If it were anything other than a performance, they could easily handle these things by either not hosting the speakers or putting an end to the protests. There is no reason for a college campus to have these sorts of people on to talk to students. In theory, at least, the students are there to learn, not hear hacky gags from an aging comedian and an internet prankster. Not only are these two not bringing anything to the campus, their act is easily accessible on-line.
On the other hand, the campus could end the protest business by expelling those who create trouble. The students are there to learn and this event was a good time for them to learn that it is immoral to prevent people from speaking or prevent others from hearing a speaker. Expel a few of the troublemakers and the protest culture comes to a screeching halt. This is a state college. These are not future leaders. They are there to get a credential in order to get a middle-class job.
What these sorts of events amount to are something like the historical reenactments around events of the Civil War or Revolutionary War. Historical reenactors enjoy learning the fine details of the period. They spend hours getting their costumes right and working with others in the subculture. Another part of it is escapism. They get to spend the weekend pretending to be a person in another era, an era they find more interesting than the current era.

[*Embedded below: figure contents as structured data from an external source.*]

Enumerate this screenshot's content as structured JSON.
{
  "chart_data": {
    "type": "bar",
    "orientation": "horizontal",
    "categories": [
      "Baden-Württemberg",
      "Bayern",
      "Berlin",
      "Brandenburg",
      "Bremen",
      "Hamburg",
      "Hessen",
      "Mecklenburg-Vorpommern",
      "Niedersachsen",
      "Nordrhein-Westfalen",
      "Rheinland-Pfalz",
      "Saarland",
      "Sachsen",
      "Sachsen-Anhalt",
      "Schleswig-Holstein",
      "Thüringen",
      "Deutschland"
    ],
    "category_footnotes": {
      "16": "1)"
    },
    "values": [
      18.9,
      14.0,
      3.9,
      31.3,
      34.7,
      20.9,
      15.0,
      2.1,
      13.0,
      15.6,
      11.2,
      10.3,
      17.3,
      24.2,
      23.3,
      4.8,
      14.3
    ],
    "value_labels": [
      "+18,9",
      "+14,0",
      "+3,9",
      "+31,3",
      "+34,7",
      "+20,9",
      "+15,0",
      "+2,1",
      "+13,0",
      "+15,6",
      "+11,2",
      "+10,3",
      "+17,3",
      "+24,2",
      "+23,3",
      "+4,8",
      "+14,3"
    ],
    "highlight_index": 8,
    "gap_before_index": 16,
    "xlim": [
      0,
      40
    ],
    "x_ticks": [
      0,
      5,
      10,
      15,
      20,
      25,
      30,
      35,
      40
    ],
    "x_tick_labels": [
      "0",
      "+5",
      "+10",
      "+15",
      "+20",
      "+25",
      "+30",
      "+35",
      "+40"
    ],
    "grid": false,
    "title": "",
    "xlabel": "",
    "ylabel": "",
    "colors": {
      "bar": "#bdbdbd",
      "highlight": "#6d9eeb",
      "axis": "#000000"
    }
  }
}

That is what we have seen on campus for half a century. The long march through the institutions put the old protestors in charge, so they set about recreating the events of their youth, except this time they were the cool administrators. Unlike the squares running the place in their youth, they were down with the cause, at least until something got broken or someone got hurt. Decade after decade this farcical game of make believe gets rebooted on the college campus.
That said, this nonsense may have run its course. One of the weird side effects of the Covid panic is it broke the pattern. For two years no one was allowed on campus, so they could not stage these dramas. The attention whores that agree to play the bogeyman role for these shows have had to move onto other things. Penn State was left with what can charitably be called D-list bogeymen. Instead of playing weddings they jumped at this campus gig.

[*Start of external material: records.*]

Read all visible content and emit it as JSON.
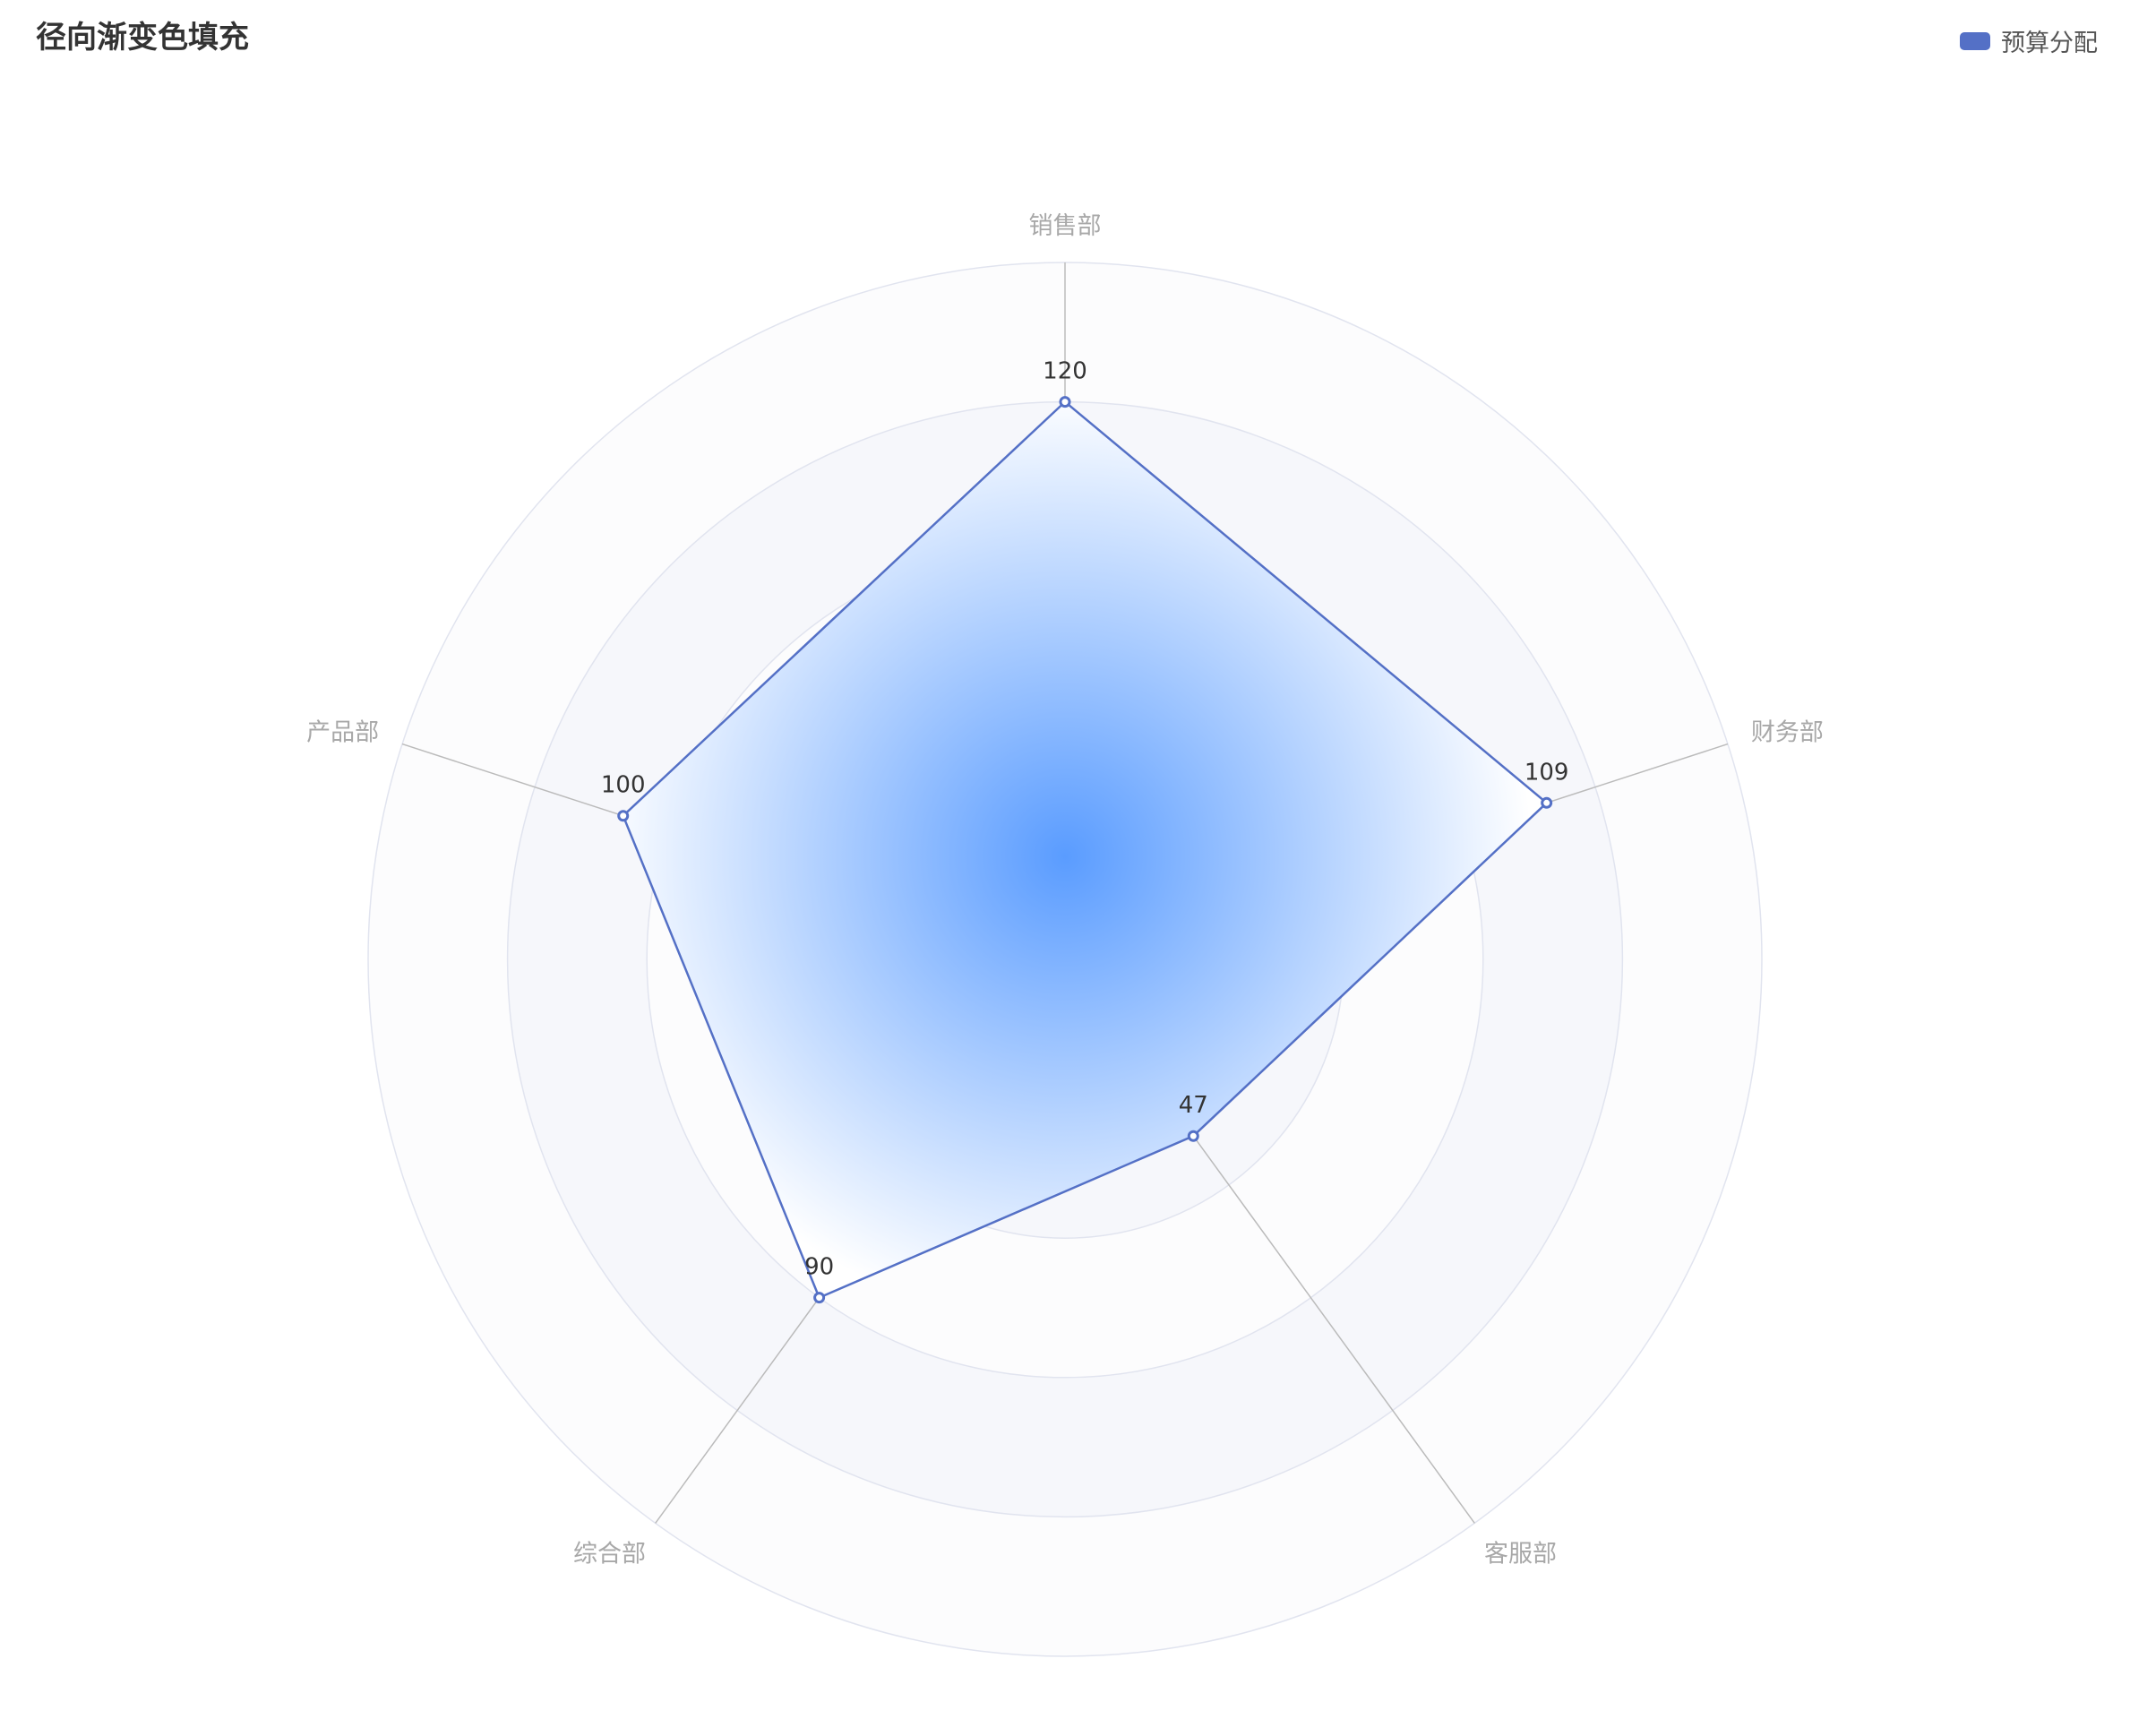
{
  "chart_data": {
    "type": "radar",
    "title": "径向渐变色填充",
    "legend": {
      "position": "top-right",
      "items": [
        {
          "name": "预算分配",
          "color": "#5470c6"
        }
      ]
    },
    "indicators": [
      {
        "name": "销售部",
        "value": 120
      },
      {
        "name": "财务部",
        "value": 109
      },
      {
        "name": "客服部",
        "value": 47
      },
      {
        "name": "综合部",
        "value": 90
      },
      {
        "name": "产品部",
        "value": 100
      }
    ],
    "series": [
      {
        "name": "预算分配",
        "values": [
          120,
          109,
          47,
          90,
          100
        ]
      }
    ],
    "radial_max": 150,
    "rings": 5,
    "colors": {
      "line": "#5470c6",
      "fill_center": "#5a9cff",
      "fill_edge": "#ffffff",
      "ring_band_light": "#fcfcfd",
      "ring_band_dark": "#f6f7fb",
      "ring_line": "#e1e4ef",
      "axis_line": "#bbbbbb"
    }
  }
}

There is also a growing regime fatigue. That is another consequence of Covid and the events of the 2020 election. The endless lying from the media has shifted public opinion away from this sort of drama. When people thought the campus was simply biased, they could justify people trying to get on campus to counter the bias. In a world where people use the term “regime” and assume everything that comes from official authority is a lie, these dramas make no sense.
Of course, the January 6 pogrom has changed minds as well. In a world where the state will arrest you for being attacked by regime agents posing as protestors, going onto the street to speak your mind is a fool’s errand. Even the flag and costume crowd has figured out that they cannot march around in public. This leaves the regime elements on their own, which makes for a boring performance. Without a bogeyman to attack, they are left to stare at one another.

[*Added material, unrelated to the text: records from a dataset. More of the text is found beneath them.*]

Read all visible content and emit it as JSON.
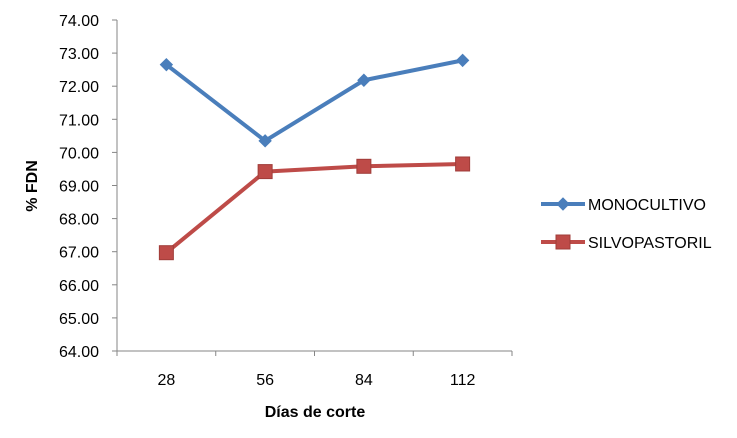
{
  "chart_data": {
    "type": "line",
    "title": "",
    "xlabel": "Días de corte",
    "ylabel": "% FDN",
    "categories": [
      "28",
      "56",
      "84",
      "112"
    ],
    "ylim": [
      64.0,
      74.0
    ],
    "ytick_step": 1.0,
    "yticks": [
      "64.00",
      "65.00",
      "66.00",
      "67.00",
      "68.00",
      "69.00",
      "70.00",
      "71.00",
      "72.00",
      "73.00",
      "74.00"
    ],
    "grid": false,
    "legend_position": "right",
    "series": [
      {
        "name": "MONOCULTIVO",
        "values": [
          72.65,
          70.35,
          72.18,
          72.78
        ],
        "color": "#4A7EBB",
        "marker": "diamond"
      },
      {
        "name": "SILVOPASTORIL",
        "values": [
          66.97,
          69.42,
          69.58,
          69.65
        ],
        "color": "#BE4B48",
        "marker": "square"
      }
    ]
  }
}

All of this points to a slight maturing of dissident politics. Guys like McInnis are not getting attention anymore. He staged his own arrest and the response was mostly indifference at his pathetic play for attention. Similarly, more and more dissidents are simply tuning out of regime media. These dramas only work if there is an audience and that audience is drying up. Slowly, it seems, dissidents are disconnecting from the machine and accepting the new reality.